洞窟名の「ソンドン」とは、ベトナム語で「ドン山」という意味だ。最初発見者であるホーさんは、自分の名前を冠した「ホー・カン洞」と命名したが、後にイギリス隊の提案を受け入れて「ソンドン洞」に変更したんだそうだ。
大小の洞窟が点在するカルスト台地
ソンドンが今のような姿になったのは、およそ300万年前だと言われており、洞窟の中には長さが約2.5kmもある地下河川が流れ、滝や湖も存在するという。
この洞窟があるフォンニャ・ケバン国立公園には、4億年以上前に作られたアジア最古のカルスト台地があり、世界遺産にも認定されている。
公園内にはソンドン以外にも大小合わせて300を超える洞窟が存在しており、その全長は65kmにもなると言われている。
しかもそれら洞窟の中にも未調査なものがあり、さらに巨大な空間が広がっている可能性がまだあるという。
冒険とロマンを求める探検家や科学者たちが世界中からこのエリアを訪れ、新たな洞窟の発見を夢見ているんだそうだ。

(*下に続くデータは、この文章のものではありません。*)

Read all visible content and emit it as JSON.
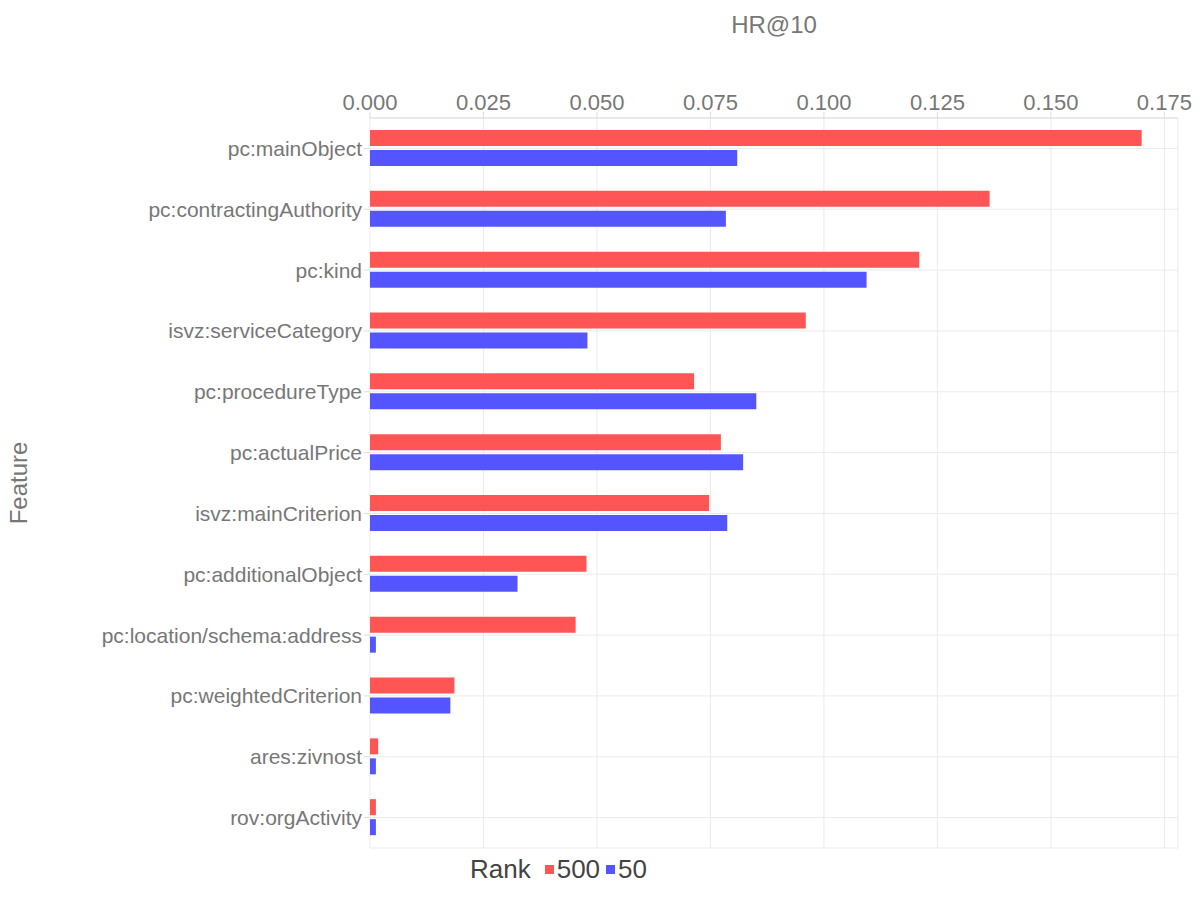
{
  "chart_data": {
    "type": "bar",
    "orientation": "horizontal",
    "x_label": "HR@10",
    "y_label": "Feature",
    "legend_title": "Rank",
    "legend": "bottom",
    "grid": true,
    "categories": [
      "pc:mainObject",
      "pc:contractingAuthority",
      "pc:kind",
      "isvz:serviceCategory",
      "pc:procedureType",
      "pc:actualPrice",
      "isvz:mainCriterion",
      "pc:additionalObject",
      "pc:location/schema:address",
      "pc:weightedCriterion",
      "ares:zivnost",
      "rov:orgActivity"
    ],
    "series": [
      {
        "name": "500",
        "color": "#ff5555",
        "values": [
          0.17,
          0.1365,
          0.121,
          0.096,
          0.0714,
          0.0773,
          0.0747,
          0.0477,
          0.0453,
          0.0186,
          0.0018,
          0.0013
        ]
      },
      {
        "name": "50",
        "color": "#5555ff",
        "values": [
          0.0809,
          0.0784,
          0.1094,
          0.0479,
          0.0851,
          0.0822,
          0.0787,
          0.0325,
          0.0013,
          0.0177,
          0.0013,
          0.0013
        ]
      }
    ],
    "xlim": [
      0,
      0.178
    ],
    "xticks": [
      {
        "value": 0,
        "label": "0.000"
      },
      {
        "value": 0.025,
        "label": "0.025"
      },
      {
        "value": 0.05,
        "label": "0.050"
      },
      {
        "value": 0.075,
        "label": "0.075"
      },
      {
        "value": 0.1,
        "label": "0.100"
      },
      {
        "value": 0.125,
        "label": "0.125"
      },
      {
        "value": 0.15,
        "label": "0.150"
      },
      {
        "value": 0.175,
        "label": "0.175"
      }
    ]
  }
}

2014年になって、ソンドン洞の観光客への開放が行われた。
ソンドン(での滞在)は、謙虚さを感じさせ、自分を顧みる経験です。洞窟の内部約8kmにいながら、日光がその造形を照らしだす光景を見るのは驚くべきことです。
洞窟の大きさは信じられないほどです。世界最大の洞窟で5泊もキャンプするなんて、人生でそうできることではありません
ちなみにクアンビン省当局では、Oxalis Adventure[https://oxalisadventure.com/]という旅行会社1社にしか、内部へのツアーの提供を認めていない。
ゴミはもちろん、排泄物まですべてお持ち帰りしなければならないため、ツアーにはガイド以外に運搬スタッフも同行するという。
お値段は5泊6日のツアーで約3,000ドル(約47万円)と、かなりお高く設定されているが、この絶景の中で過ごせるのなら手が届かない値段でもないかもしれない。
興味のある人はOxalis Adventureや、ソンドンへのツアーを扱っている日本の旅行会社を探してみるといいだろう。ただし、年間1,000人限定だそうなので、早めの予約をおすすめする。